Analysts welcome strategy update but worry about implementation
Analysts have reacted positively to the strategy update from Aviva this morning.
However, they have also raised doubts about whether the measures will pull Aviva out of its current slump, and many have left their recommendation of the stock unchanged despite the announcements.
This morning Aviva revealed that it had identified 16 business units that were delivering an unacceptable return and so it would look to exit. It also revealed a new head of UK general insurance, cost-cutting and a £2bn reduction in Italian sovereign debt.
Shore Capital analyst Eamonn Flanagan said in a research note: “All in all, we struggle to disagree with anything in today’s statement, we just struggle to identify the catalyst to drive the shares upwards.”
Flanagan noted that Aviva’s share price (currently 289.50p) is a 37% discount to estimated 2012 net asset value of 445p.
He added: “The issue is whether today’s announcement/presentation offers a ‘glide-path’ for shareholders out of this potential ‘value-trap’. We remain unconvinced and as a result reiterate our ‘hold’ recommendation on the stock.”
No sharp exit
Some are also sceptical how successful Aviva will be in exiting the business units it has identified as underperforming.
Investec analyst Kevin Ryan said: “It is clear to us that the strategic review has gone to the heart of the Aviva problem which is that it has too many operations that do not make enough money for the group.”
But he added: “This sharper focus is to be applauded, but selling businesses in the current environment is likely to be challenging. Our sum of the parts valuation remains unchanged.”

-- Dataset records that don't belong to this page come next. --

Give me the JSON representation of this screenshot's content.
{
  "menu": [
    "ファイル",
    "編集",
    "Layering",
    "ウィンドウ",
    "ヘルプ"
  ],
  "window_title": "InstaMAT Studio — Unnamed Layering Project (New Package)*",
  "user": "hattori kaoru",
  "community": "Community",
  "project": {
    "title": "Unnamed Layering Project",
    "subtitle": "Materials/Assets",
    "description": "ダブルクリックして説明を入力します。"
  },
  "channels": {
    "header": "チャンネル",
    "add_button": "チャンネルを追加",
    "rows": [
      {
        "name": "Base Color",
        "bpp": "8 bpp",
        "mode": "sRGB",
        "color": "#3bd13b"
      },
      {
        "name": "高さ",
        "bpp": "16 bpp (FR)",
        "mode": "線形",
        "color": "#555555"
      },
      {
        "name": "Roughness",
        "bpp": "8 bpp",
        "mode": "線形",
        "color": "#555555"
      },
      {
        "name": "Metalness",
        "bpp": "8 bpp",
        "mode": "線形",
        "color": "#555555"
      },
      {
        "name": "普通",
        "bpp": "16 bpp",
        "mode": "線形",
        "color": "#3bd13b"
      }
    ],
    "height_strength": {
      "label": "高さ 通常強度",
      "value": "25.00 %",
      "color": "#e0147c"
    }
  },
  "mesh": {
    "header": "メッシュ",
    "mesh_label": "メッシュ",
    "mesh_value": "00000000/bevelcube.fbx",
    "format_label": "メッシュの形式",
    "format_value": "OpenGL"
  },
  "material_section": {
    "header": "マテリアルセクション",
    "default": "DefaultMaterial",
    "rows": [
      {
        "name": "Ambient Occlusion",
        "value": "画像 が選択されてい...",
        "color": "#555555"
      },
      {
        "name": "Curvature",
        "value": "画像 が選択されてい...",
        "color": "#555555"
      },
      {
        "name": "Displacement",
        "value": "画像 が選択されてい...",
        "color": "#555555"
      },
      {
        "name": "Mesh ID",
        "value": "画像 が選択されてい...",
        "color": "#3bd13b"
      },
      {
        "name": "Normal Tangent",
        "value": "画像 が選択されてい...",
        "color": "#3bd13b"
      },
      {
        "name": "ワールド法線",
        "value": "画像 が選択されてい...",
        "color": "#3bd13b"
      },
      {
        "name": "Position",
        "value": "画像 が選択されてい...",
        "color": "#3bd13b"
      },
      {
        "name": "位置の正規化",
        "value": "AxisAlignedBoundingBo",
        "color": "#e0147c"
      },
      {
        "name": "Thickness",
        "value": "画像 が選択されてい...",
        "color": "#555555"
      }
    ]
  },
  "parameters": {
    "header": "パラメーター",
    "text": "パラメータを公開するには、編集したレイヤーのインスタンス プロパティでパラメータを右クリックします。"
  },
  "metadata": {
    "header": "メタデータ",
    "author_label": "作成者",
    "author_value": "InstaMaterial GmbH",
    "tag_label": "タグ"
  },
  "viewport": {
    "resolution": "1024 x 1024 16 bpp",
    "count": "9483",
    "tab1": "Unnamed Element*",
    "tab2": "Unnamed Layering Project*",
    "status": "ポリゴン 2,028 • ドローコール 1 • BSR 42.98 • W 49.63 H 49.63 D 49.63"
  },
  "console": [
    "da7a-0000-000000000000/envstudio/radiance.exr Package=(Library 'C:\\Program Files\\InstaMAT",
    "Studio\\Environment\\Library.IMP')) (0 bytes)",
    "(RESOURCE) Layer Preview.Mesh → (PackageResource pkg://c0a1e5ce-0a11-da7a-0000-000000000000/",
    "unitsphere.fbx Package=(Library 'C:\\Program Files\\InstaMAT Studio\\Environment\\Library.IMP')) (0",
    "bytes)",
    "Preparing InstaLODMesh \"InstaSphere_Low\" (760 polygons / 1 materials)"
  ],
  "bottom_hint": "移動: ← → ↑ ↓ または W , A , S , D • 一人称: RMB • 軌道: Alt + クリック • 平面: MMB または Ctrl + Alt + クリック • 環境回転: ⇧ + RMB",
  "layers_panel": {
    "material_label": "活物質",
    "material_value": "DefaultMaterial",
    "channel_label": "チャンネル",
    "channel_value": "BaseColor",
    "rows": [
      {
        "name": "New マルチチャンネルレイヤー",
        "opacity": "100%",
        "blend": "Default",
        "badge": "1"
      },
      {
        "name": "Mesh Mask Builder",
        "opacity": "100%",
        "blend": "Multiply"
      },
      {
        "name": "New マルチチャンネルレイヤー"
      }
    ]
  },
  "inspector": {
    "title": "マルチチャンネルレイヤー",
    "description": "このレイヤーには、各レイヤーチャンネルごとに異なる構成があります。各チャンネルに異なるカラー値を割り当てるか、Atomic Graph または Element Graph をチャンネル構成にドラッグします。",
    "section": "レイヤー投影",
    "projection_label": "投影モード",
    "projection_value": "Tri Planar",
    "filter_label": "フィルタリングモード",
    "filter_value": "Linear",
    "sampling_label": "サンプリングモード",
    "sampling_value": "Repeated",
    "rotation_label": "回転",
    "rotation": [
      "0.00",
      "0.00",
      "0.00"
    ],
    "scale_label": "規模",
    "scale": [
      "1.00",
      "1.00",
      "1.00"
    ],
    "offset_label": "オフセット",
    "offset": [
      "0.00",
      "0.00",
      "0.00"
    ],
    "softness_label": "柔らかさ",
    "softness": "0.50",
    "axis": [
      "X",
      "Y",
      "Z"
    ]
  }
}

Jefferies analyst James Shuck pointed out that improving Aviva would take some time. “The timeframe for the improvements is relatively long,” he said. “It is a two-year turnaround story reflecting the fact that disposals are difficult to achieve and that freeing up capital from inefficient areas takes time”.
Rights issue worries
A further concern is the lingering prospect of a rights issue - where a company issues new shares to existing stockholders at a discount to raise money. This is unpopular with shareholders and often seen as a last resort.
Espirito Santo analyst Joy Ferneyhough said: “The comment that ‘subject to execution of these disposals, no new equity will be raised’ leaves the spectre of a rights issue still in the air with the decision based on whether asset sales can be achieved.
Despite their criticisms, analysts also found much to applaud in Aviva’s strategy update.
Many had been highly critical of departed chief executive Andrew Moss’s ability to communicate Aviva strategy to them and investors.
However, there was much praise for interim executive chairman John McFarlane’s interaction with shareholders.
Panmure Gordon analyst Barrie Cornes said: “John McFarlane has clearly spent a lot of time listening to shareholders and taking their comments on board. There appears to us to be a genuine and heartfelt request for patience by shareholders as the announcements made today are implemented.”